As long as we believe that we see things, we will always obtain subjective results. Only once we let it happen to become an instrument of seeing—that is, we attain a state where we are no longer important, only when it sees through us, results are objective. Then, our test results match those of everyone who also looks at things in the same way, and those results are objective.
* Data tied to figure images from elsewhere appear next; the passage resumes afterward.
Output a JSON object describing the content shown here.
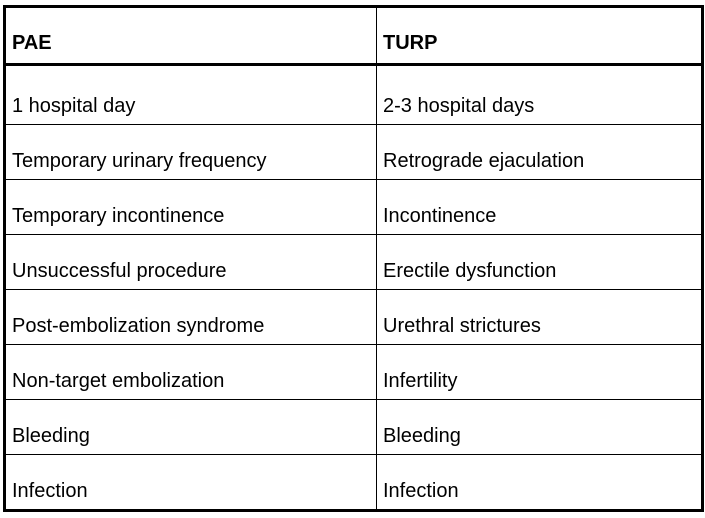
{
  "table": {
    "columns": [
      "PAE",
      "TURP"
    ],
    "rows": [
      [
        "1 hospital day",
        "2-3 hospital days"
      ],
      [
        "Temporary urinary frequency",
        "Retrograde ejaculation"
      ],
      [
        "Temporary incontinence",
        "Incontinence"
      ],
      [
        "Unsuccessful procedure",
        "Erectile dysfunction"
      ],
      [
        "Post-embolization syndrome",
        "Urethral strictures"
      ],
      [
        "Non-target embolization",
        "Infertility"
      ],
      [
        "Bleeding",
        "Bleeding"
      ],
      [
        "Infection",
        "Infection"
      ]
    ]
  }
}
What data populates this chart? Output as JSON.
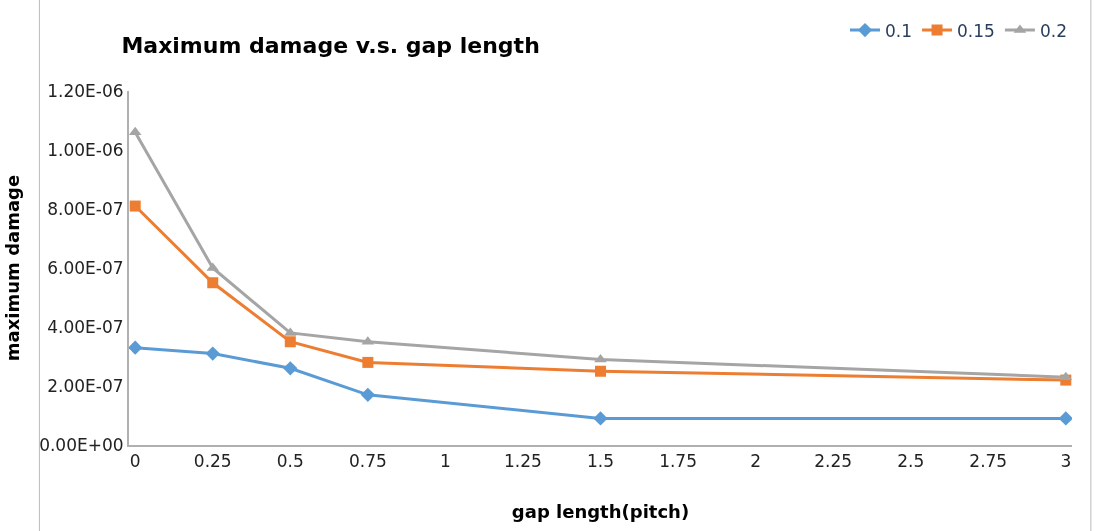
{
  "chart_data": {
    "type": "line",
    "title": "Maximum damage v.s. gap length",
    "xlabel": "gap length(pitch)",
    "ylabel": "maximum damage",
    "x": [
      0,
      0.25,
      0.5,
      0.75,
      1.5,
      3
    ],
    "series": [
      {
        "name": "0.1",
        "color": "#5b9bd5",
        "marker": "diamond",
        "values": [
          3.3e-07,
          3.1e-07,
          2.6e-07,
          1.7e-07,
          9e-08,
          9e-08
        ]
      },
      {
        "name": "0.15",
        "color": "#ed7d31",
        "marker": "square",
        "values": [
          8.1e-07,
          5.5e-07,
          3.5e-07,
          2.8e-07,
          2.5e-07,
          2.2e-07
        ]
      },
      {
        "name": "0.2",
        "color": "#a5a5a5",
        "marker": "triangle",
        "values": [
          1.06e-06,
          6e-07,
          3.8e-07,
          3.5e-07,
          2.9e-07,
          2.3e-07
        ]
      }
    ],
    "xlim": [
      0,
      3
    ],
    "xticks": [
      0,
      0.25,
      0.5,
      0.75,
      1,
      1.25,
      1.5,
      1.75,
      2,
      2.25,
      2.5,
      2.75,
      3
    ],
    "ylim": [
      0,
      1.2e-06
    ],
    "yticks": [
      {
        "value": 0,
        "label": "0.00E+00"
      },
      {
        "value": 2e-07,
        "label": "2.00E-07"
      },
      {
        "value": 4e-07,
        "label": "4.00E-07"
      },
      {
        "value": 6e-07,
        "label": "6.00E-07"
      },
      {
        "value": 8e-07,
        "label": "8.00E-07"
      },
      {
        "value": 1e-06,
        "label": "1.00E-06"
      },
      {
        "value": 1.2e-06,
        "label": "1.20E-06"
      }
    ],
    "legend": "top right",
    "line_style": "solid"
  }
}
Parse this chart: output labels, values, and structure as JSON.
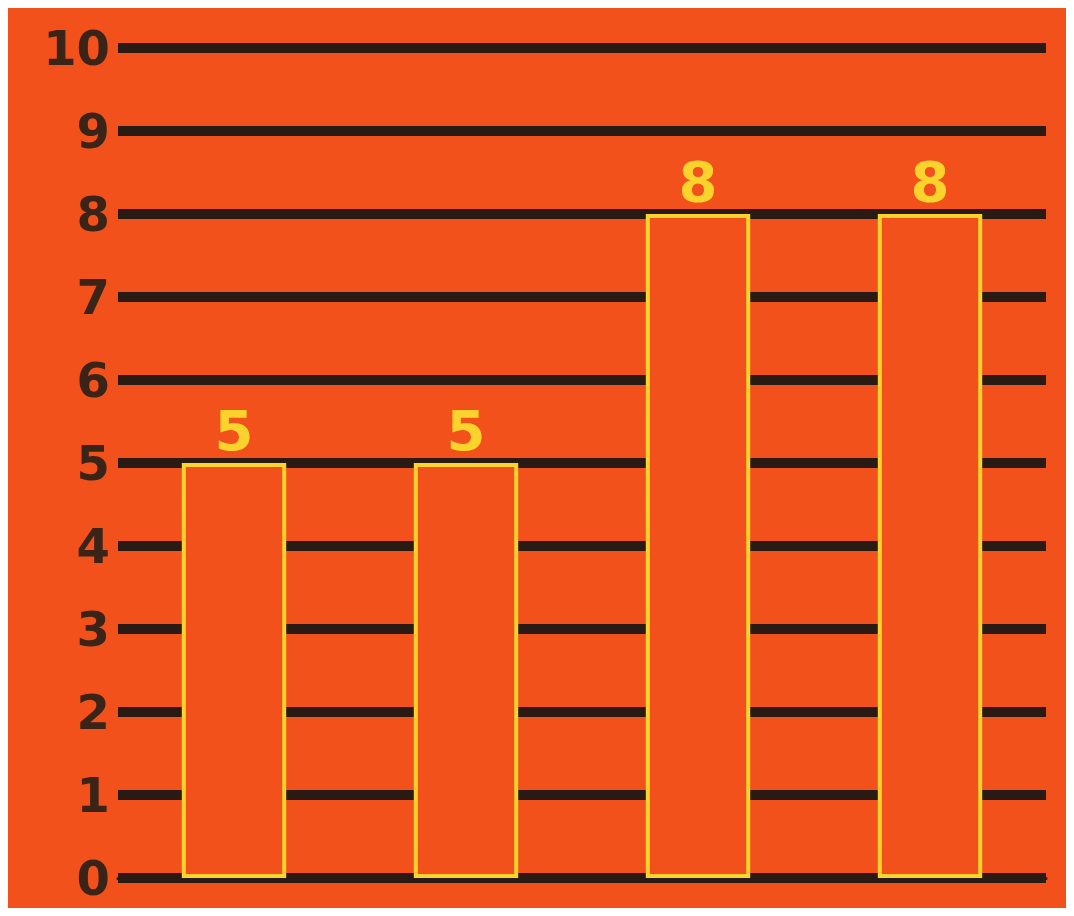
{
  "chart_data": {
    "type": "bar",
    "categories": [
      null,
      null,
      null,
      null
    ],
    "values": [
      5,
      5,
      8,
      8
    ],
    "color": "#f2511b",
    "ylim": [
      0,
      10
    ],
    "yticks": [
      0,
      1,
      2,
      3,
      4,
      5,
      6,
      7,
      8,
      9,
      10
    ],
    "grid": "y",
    "data_labels": true
  }
}
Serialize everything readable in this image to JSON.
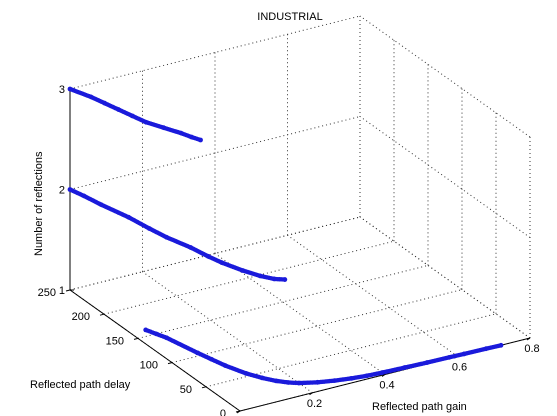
{
  "chart_data": {
    "type": "scatter",
    "title": "INDUSTRIAL",
    "xlabel": "Reflected path gain",
    "ylabel": "Reflected path delay",
    "zlabel": "Number of reflections",
    "xlim": [
      0,
      0.8
    ],
    "ylim": [
      0,
      250
    ],
    "zlim": [
      1,
      3
    ],
    "x_ticks": [
      "0",
      "0.2",
      "0.4",
      "0.6",
      "0.8"
    ],
    "y_ticks": [
      "0",
      "50",
      "100",
      "150",
      "200",
      "250"
    ],
    "z_ticks": [
      "1",
      "2",
      "3"
    ],
    "grid": true,
    "marker_color": "#1a1adb",
    "series": [
      {
        "reflections": 1,
        "style": "markers",
        "points": [
          [
            0.04,
            160
          ],
          [
            0.05,
            150
          ],
          [
            0.06,
            140
          ],
          [
            0.08,
            105
          ],
          [
            0.09,
            90
          ],
          [
            0.1,
            75
          ],
          [
            0.12,
            55
          ],
          [
            0.14,
            42
          ],
          [
            0.16,
            32
          ],
          [
            0.18,
            25
          ],
          [
            0.2,
            20
          ],
          [
            0.24,
            14
          ],
          [
            0.28,
            10
          ],
          [
            0.32,
            7
          ],
          [
            0.36,
            5
          ],
          [
            0.4,
            4
          ],
          [
            0.46,
            3
          ],
          [
            0.52,
            2
          ],
          [
            0.58,
            1.5
          ],
          [
            0.62,
            1
          ],
          [
            0.68,
            0.5
          ],
          [
            0.72,
            0
          ]
        ]
      },
      {
        "reflections": 2,
        "style": "markers",
        "points": [
          [
            0.0,
            250
          ],
          [
            0.01,
            235
          ],
          [
            0.02,
            215
          ],
          [
            0.04,
            185
          ],
          [
            0.05,
            160
          ],
          [
            0.06,
            140
          ],
          [
            0.08,
            115
          ],
          [
            0.09,
            95
          ],
          [
            0.1,
            80
          ],
          [
            0.12,
            60
          ],
          [
            0.14,
            45
          ],
          [
            0.16,
            35
          ],
          [
            0.18,
            30
          ]
        ]
      },
      {
        "reflections": 3,
        "style": "markers",
        "points": [
          [
            0.0,
            250
          ],
          [
            0.02,
            230
          ],
          [
            0.03,
            215
          ],
          [
            0.04,
            200
          ],
          [
            0.05,
            185
          ],
          [
            0.06,
            170
          ],
          [
            0.08,
            155
          ],
          [
            0.1,
            140
          ],
          [
            0.11,
            130
          ],
          [
            0.12,
            122
          ]
        ]
      }
    ]
  }
}
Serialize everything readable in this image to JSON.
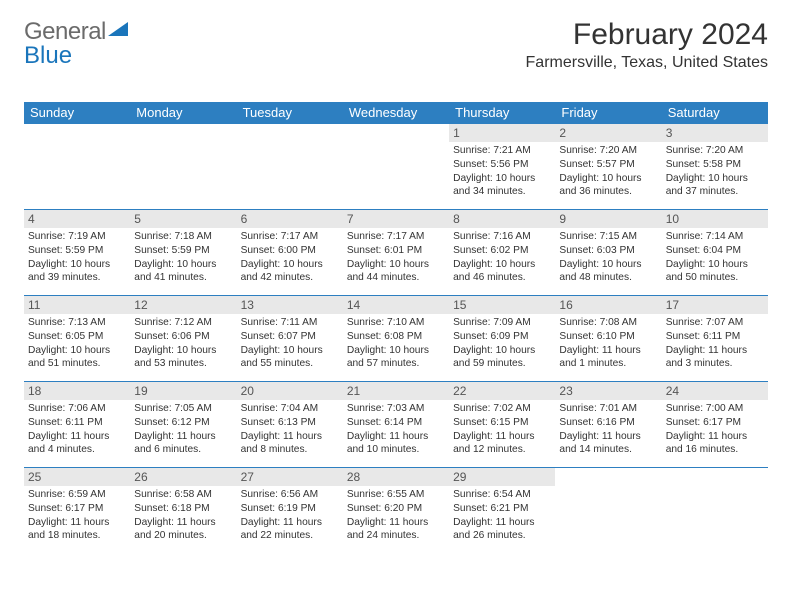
{
  "brand": {
    "part1": "General",
    "part2": "Blue"
  },
  "title": "February 2024",
  "location": "Farmersville, Texas, United States",
  "colors": {
    "header_bg": "#2d7fc1",
    "header_text": "#ffffff",
    "daynum_bg": "#e8e8e8",
    "row_border": "#2d7fc1",
    "body_text": "#333333",
    "brand_gray": "#6b6b6b",
    "brand_blue": "#1a75bb",
    "page_bg": "#ffffff"
  },
  "fonts": {
    "title_size_pt": 30,
    "location_size_pt": 16,
    "header_cell_pt": 13,
    "daynum_pt": 12,
    "detail_pt": 10
  },
  "weekdays": [
    "Sunday",
    "Monday",
    "Tuesday",
    "Wednesday",
    "Thursday",
    "Friday",
    "Saturday"
  ],
  "weeks": [
    [
      null,
      null,
      null,
      null,
      {
        "n": "1",
        "sunrise": "7:21 AM",
        "sunset": "5:56 PM",
        "day_h": 10,
        "day_m": 34
      },
      {
        "n": "2",
        "sunrise": "7:20 AM",
        "sunset": "5:57 PM",
        "day_h": 10,
        "day_m": 36
      },
      {
        "n": "3",
        "sunrise": "7:20 AM",
        "sunset": "5:58 PM",
        "day_h": 10,
        "day_m": 37
      }
    ],
    [
      {
        "n": "4",
        "sunrise": "7:19 AM",
        "sunset": "5:59 PM",
        "day_h": 10,
        "day_m": 39
      },
      {
        "n": "5",
        "sunrise": "7:18 AM",
        "sunset": "5:59 PM",
        "day_h": 10,
        "day_m": 41
      },
      {
        "n": "6",
        "sunrise": "7:17 AM",
        "sunset": "6:00 PM",
        "day_h": 10,
        "day_m": 42
      },
      {
        "n": "7",
        "sunrise": "7:17 AM",
        "sunset": "6:01 PM",
        "day_h": 10,
        "day_m": 44
      },
      {
        "n": "8",
        "sunrise": "7:16 AM",
        "sunset": "6:02 PM",
        "day_h": 10,
        "day_m": 46
      },
      {
        "n": "9",
        "sunrise": "7:15 AM",
        "sunset": "6:03 PM",
        "day_h": 10,
        "day_m": 48
      },
      {
        "n": "10",
        "sunrise": "7:14 AM",
        "sunset": "6:04 PM",
        "day_h": 10,
        "day_m": 50
      }
    ],
    [
      {
        "n": "11",
        "sunrise": "7:13 AM",
        "sunset": "6:05 PM",
        "day_h": 10,
        "day_m": 51
      },
      {
        "n": "12",
        "sunrise": "7:12 AM",
        "sunset": "6:06 PM",
        "day_h": 10,
        "day_m": 53
      },
      {
        "n": "13",
        "sunrise": "7:11 AM",
        "sunset": "6:07 PM",
        "day_h": 10,
        "day_m": 55
      },
      {
        "n": "14",
        "sunrise": "7:10 AM",
        "sunset": "6:08 PM",
        "day_h": 10,
        "day_m": 57
      },
      {
        "n": "15",
        "sunrise": "7:09 AM",
        "sunset": "6:09 PM",
        "day_h": 10,
        "day_m": 59
      },
      {
        "n": "16",
        "sunrise": "7:08 AM",
        "sunset": "6:10 PM",
        "day_h": 11,
        "day_m": 1
      },
      {
        "n": "17",
        "sunrise": "7:07 AM",
        "sunset": "6:11 PM",
        "day_h": 11,
        "day_m": 3
      }
    ],
    [
      {
        "n": "18",
        "sunrise": "7:06 AM",
        "sunset": "6:11 PM",
        "day_h": 11,
        "day_m": 4
      },
      {
        "n": "19",
        "sunrise": "7:05 AM",
        "sunset": "6:12 PM",
        "day_h": 11,
        "day_m": 6
      },
      {
        "n": "20",
        "sunrise": "7:04 AM",
        "sunset": "6:13 PM",
        "day_h": 11,
        "day_m": 8
      },
      {
        "n": "21",
        "sunrise": "7:03 AM",
        "sunset": "6:14 PM",
        "day_h": 11,
        "day_m": 10
      },
      {
        "n": "22",
        "sunrise": "7:02 AM",
        "sunset": "6:15 PM",
        "day_h": 11,
        "day_m": 12
      },
      {
        "n": "23",
        "sunrise": "7:01 AM",
        "sunset": "6:16 PM",
        "day_h": 11,
        "day_m": 14
      },
      {
        "n": "24",
        "sunrise": "7:00 AM",
        "sunset": "6:17 PM",
        "day_h": 11,
        "day_m": 16
      }
    ],
    [
      {
        "n": "25",
        "sunrise": "6:59 AM",
        "sunset": "6:17 PM",
        "day_h": 11,
        "day_m": 18
      },
      {
        "n": "26",
        "sunrise": "6:58 AM",
        "sunset": "6:18 PM",
        "day_h": 11,
        "day_m": 20
      },
      {
        "n": "27",
        "sunrise": "6:56 AM",
        "sunset": "6:19 PM",
        "day_h": 11,
        "day_m": 22
      },
      {
        "n": "28",
        "sunrise": "6:55 AM",
        "sunset": "6:20 PM",
        "day_h": 11,
        "day_m": 24
      },
      {
        "n": "29",
        "sunrise": "6:54 AM",
        "sunset": "6:21 PM",
        "day_h": 11,
        "day_m": 26
      },
      null,
      null
    ]
  ],
  "labels": {
    "sunrise": "Sunrise:",
    "sunset": "Sunset:",
    "daylight_prefix": "Daylight:",
    "hours_word": "hours",
    "and_word": "and",
    "minutes_word": "minutes."
  }
}
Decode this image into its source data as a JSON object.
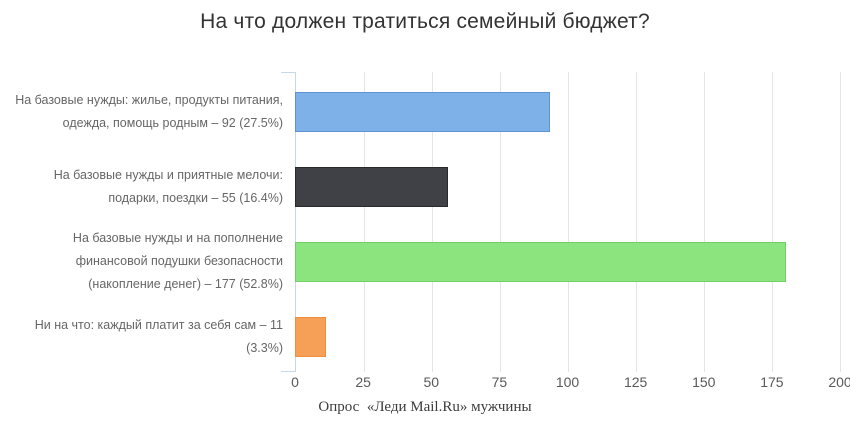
{
  "title": "На что должен тратиться семейный бюджет?",
  "caption": "Опрос  «Леди Mail.Ru» мужчины",
  "colors": {
    "background": "#ffffff",
    "title_text": "#333333",
    "category_label_text": "#666666",
    "tick_label_text": "#595959",
    "caption_text": "#3c3c3c",
    "gridline": "#e4e4e4",
    "y_axis_line": "#c6d6eb"
  },
  "chart_data": {
    "type": "bar",
    "orientation": "horizontal",
    "title": "На что должен тратиться семейный бюджет?",
    "caption": "Опрос  «Леди Mail.Ru» мужчины",
    "categories": [
      "На базовые нужды: жилье, продукты питания, одежда, помощь родным – 92 (27.5%)",
      "На базовые нужды и приятные мелочи: подарки, поездки – 55 (16.4%)",
      "На базовые нужды и на пополнение финансовой подушки безопасности (накопление денег) – 177 (52.8%)",
      "Ни на что: каждый платит за себя сам – 11 (3.3%)"
    ],
    "label_lines": [
      [
        "На базовые нужды: жилье, продукты питания,",
        "одежда, помощь родным – 92 (27.5%)"
      ],
      [
        "На базовые нужды и приятные мелочи:",
        "подарки, поездки – 55 (16.4%)"
      ],
      [
        "На базовые нужды и на пополнение",
        "финансовой подушки безопасности",
        "(накопление денег) – 177 (52.8%)"
      ],
      [
        "Ни на что: каждый платит за себя сам – 11",
        "(3.3%)"
      ]
    ],
    "values": [
      92,
      55,
      177,
      11
    ],
    "percentages": [
      27.5,
      16.4,
      52.8,
      3.3
    ],
    "bar_colors": [
      "#7db1e8",
      "#3f4146",
      "#8ce47f",
      "#f6a057"
    ],
    "bar_border_colors": [
      "#5d94d4",
      "#27292c",
      "#72cf66",
      "#ef8e3c"
    ],
    "xlabel": "",
    "ylabel": "",
    "xlim": [
      0,
      200
    ],
    "xticks": [
      0,
      25,
      50,
      75,
      100,
      125,
      150,
      175,
      200
    ],
    "grid": true,
    "legend": false
  }
}
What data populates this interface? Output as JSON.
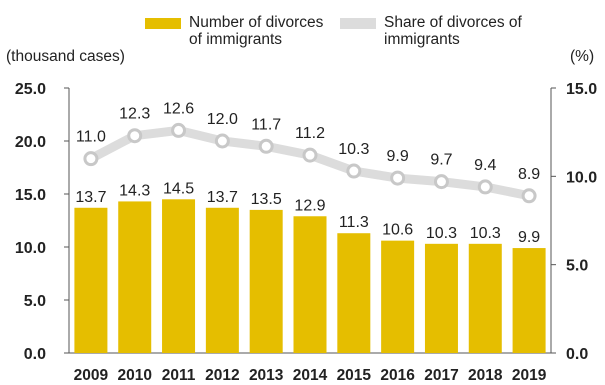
{
  "chart_data": {
    "type": "bar+line",
    "categories": [
      "2009",
      "2010",
      "2011",
      "2012",
      "2013",
      "2014",
      "2015",
      "2016",
      "2017",
      "2018",
      "2019"
    ],
    "series": [
      {
        "name": "Number of divorces of immigrants",
        "type": "bar",
        "axis": "left",
        "values": [
          13.7,
          14.3,
          14.5,
          13.7,
          13.5,
          12.9,
          11.3,
          10.6,
          10.3,
          10.3,
          9.9
        ],
        "color": "#E5BE00"
      },
      {
        "name": "Share of divorces of immigrants",
        "type": "line",
        "axis": "right",
        "values": [
          11.0,
          12.3,
          12.6,
          12.0,
          11.7,
          11.2,
          10.3,
          9.9,
          9.7,
          9.4,
          8.9
        ],
        "color": "#DCDCDC"
      }
    ],
    "left_axis": {
      "label": "(thousand cases)",
      "ylim": [
        0,
        25
      ],
      "ticks": [
        "0.0",
        "5.0",
        "10.0",
        "15.0",
        "20.0",
        "25.0"
      ]
    },
    "right_axis": {
      "label": "(%)",
      "ylim": [
        0,
        15
      ],
      "ticks": [
        "0.0",
        "5.0",
        "10.0",
        "15.0"
      ]
    },
    "grid": false,
    "legend_position": "top"
  },
  "legend": {
    "bar_label": "Number of divorces of immigrants",
    "line_label": "Share of divorces of immigrants"
  },
  "axis_labels": {
    "left_unit": "(thousand cases)",
    "right_unit": "(%)"
  }
}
It sees through me—I’m an instrument of seeing.

The space

Another significant factor is space—the location, and its influences. When there’s noise, we have a hard time concentrating. When we don’t feel good in a certain space, we’re no longer in balance, and this distorts the test results. When there are irritations, such as geopathic influences, in the place where we stand or where the client is, and these cause us stress even if we’re not aware of it, methods such as the arm-length test can’t be used; in that event, I have to choose another place or harmonize this space.
Create a space or clear up your work space so that you don’t have to ward off external irritations or compensate for them with your own energy. Otherwise, you will face distorted results and be quickly exhausted. Irritations can be noise, a messy space or restless atmosphere, energetic irritations or geopathic stress. Remove disturbing environmental influences in order to open up fully and be able to surrender to the discovery of this form of diagnostics.

The balanced therapist

When therapists are not in balance themselves, when they feel stressed and nervous, they’re not able to test.
Then, they have to first balance themselves before working with other people. This can be a greater challenge in self-diagnostics when a therapist is also the client. In this case, therapists usually don’t have outside help to look at and balance themselves and need tools to support them:

  • spherical vision—in more simple terms, looking at themselves from outside;
  • imagining to be someone else in order to test what the other person would see and perceive and which test results they would obtain;
  • the test cards of the innerwise system to first work on themselves and identify the issues that need to be resolved.

The therapist’s presence

A therapist’s presence is another essential quality to ensure the success of a therapeutic intervention. I would like to illustrate this by referring to a hand. An open hand represents openness, presence that fills the space, a safe and secure space, and clarity. A therapist should be exactly like that—like an open hand.
When the hand closes or even forms a fist because a therapist feels insecure or his or her own processes or issues were triggered, the therapist is no longer present in that space. He or she withdraws and leaves the space to the client. As of that moment, the client is leading the treatment, which will turn chaotic and not reach its goal. Be like an open hand, fill up the space with your presence as a therapist, and any treatment will be beautiful and work out well.

Bring one hand in front of your body and open it wide.
Feel yourself, the space and your presence in that space.
Now close your hand and sense what has changed.